If it is necessary to find the area of the most usual triangle set by straight lines it automatically means that the equations of these straight lines are set too. The answer will also be based on it.
Instruction
1. Consider that the equations of straight lines on which the parties of a triangle lie are known. It already guarantees that all of them lie in one plane and are crossed among themselves. It is necessary to find points of intersection, solving the systems made of each couple of the equations. At the same time each system will have without fail the only decision. The task is illustrated by figure 1. Consider that the plane of the image belongs to space and that the equations for straight lines, are set parametrically. They are presented in the same drawing.

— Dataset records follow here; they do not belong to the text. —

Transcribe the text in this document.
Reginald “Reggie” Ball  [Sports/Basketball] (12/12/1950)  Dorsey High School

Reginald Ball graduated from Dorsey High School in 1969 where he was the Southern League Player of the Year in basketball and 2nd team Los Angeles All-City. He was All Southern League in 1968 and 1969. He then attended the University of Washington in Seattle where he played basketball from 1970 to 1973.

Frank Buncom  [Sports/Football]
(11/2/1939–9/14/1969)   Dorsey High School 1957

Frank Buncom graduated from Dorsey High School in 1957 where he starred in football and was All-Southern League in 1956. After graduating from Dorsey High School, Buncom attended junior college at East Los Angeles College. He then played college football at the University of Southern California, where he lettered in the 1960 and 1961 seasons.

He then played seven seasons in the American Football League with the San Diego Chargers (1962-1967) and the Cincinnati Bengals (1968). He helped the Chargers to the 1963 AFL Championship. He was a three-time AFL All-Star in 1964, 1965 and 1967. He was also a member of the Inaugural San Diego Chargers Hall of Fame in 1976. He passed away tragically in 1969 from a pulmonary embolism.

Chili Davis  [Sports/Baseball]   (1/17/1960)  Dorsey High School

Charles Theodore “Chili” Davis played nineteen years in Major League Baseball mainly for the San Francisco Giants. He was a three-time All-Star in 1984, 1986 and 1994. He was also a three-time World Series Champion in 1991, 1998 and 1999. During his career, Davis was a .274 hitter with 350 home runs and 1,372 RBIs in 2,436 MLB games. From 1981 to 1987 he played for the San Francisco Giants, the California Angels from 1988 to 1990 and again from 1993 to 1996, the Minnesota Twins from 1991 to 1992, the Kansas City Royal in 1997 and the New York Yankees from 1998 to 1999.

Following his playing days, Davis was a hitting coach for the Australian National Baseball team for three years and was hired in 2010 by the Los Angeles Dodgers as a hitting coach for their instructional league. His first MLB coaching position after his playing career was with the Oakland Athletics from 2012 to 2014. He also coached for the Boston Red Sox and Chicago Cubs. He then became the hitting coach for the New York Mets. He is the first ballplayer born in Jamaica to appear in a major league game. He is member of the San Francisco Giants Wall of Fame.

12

2. Find coordinates of a point And (xa, ya, za), f1 lying in crossing and f2 and work out the equation where xa=x1 +m1*t1 or xa= h2 +m2*τ1. Therefore, x1 +m1*t1= h2 +m2*τ1. For coordinates of ya and za it is similar. There was a system (see fig. 2). This system is superfluous as for definition of two unknown there are quite enough two equations. It means that one of them is a linear combination of two others. Earlier it was stipulated that the decision is guaranteed unambiguously. Therefore leave two, in your opinion the simplest the equation and, having solved them, you will find t1 and τ1. There is enough also one of these parameters. After that find ua and za. In a short form basic formulas are given in the same figure 2 as the available editor can cause discrepancies of formulas. In (xb, yb, zb) and With (xc, yc, zc) find points by analogy with already written down expressions. Just replace "excess" parameters with sizes corresponding to each of again applied straight lines, leaving invariable numbering of indexes.
3. Preparatory actions are complete. The answer can be received on the basis of geometrical approach or algebraic (more precisely than vector). Begin with algebraic. It is known that the geometrical meaning of the vector work is that its module is equal to the area of the parallelogram constructed on vectors. Find, say, vectors of AB and AC. AV = {xb-xa, yb-ya, zb-za }, AC= {xc-xa, yc-ya, zc-za }. Define their vector work [AB×AC] in a coordinate form. The area of a triangle is equal to a half of the area of a parallelogram. Calculate the answer according to a formula S=(1/2) |[AB×BC]|.
4. For receiving the answer on the basis of geometrical approach find lengths of the parties of a triangle. and = | BC |= √ (xb-xa) ^2+(yb-ya) ^2+(zb-za) ^2), b= | AC |= √ (xc-xa) ^2+(yc-ya) ^2+(zc-za) ^2), c= | AB |= √ (xc-xb) ^2+(yc-yb) ^2+(zc-zb) ^2). Calculate poluperimetr p=(1/2) (a+b+c). Determine the area of a triangle by Heron's formula S= √ (p(p-a) (p-b) (p-c)).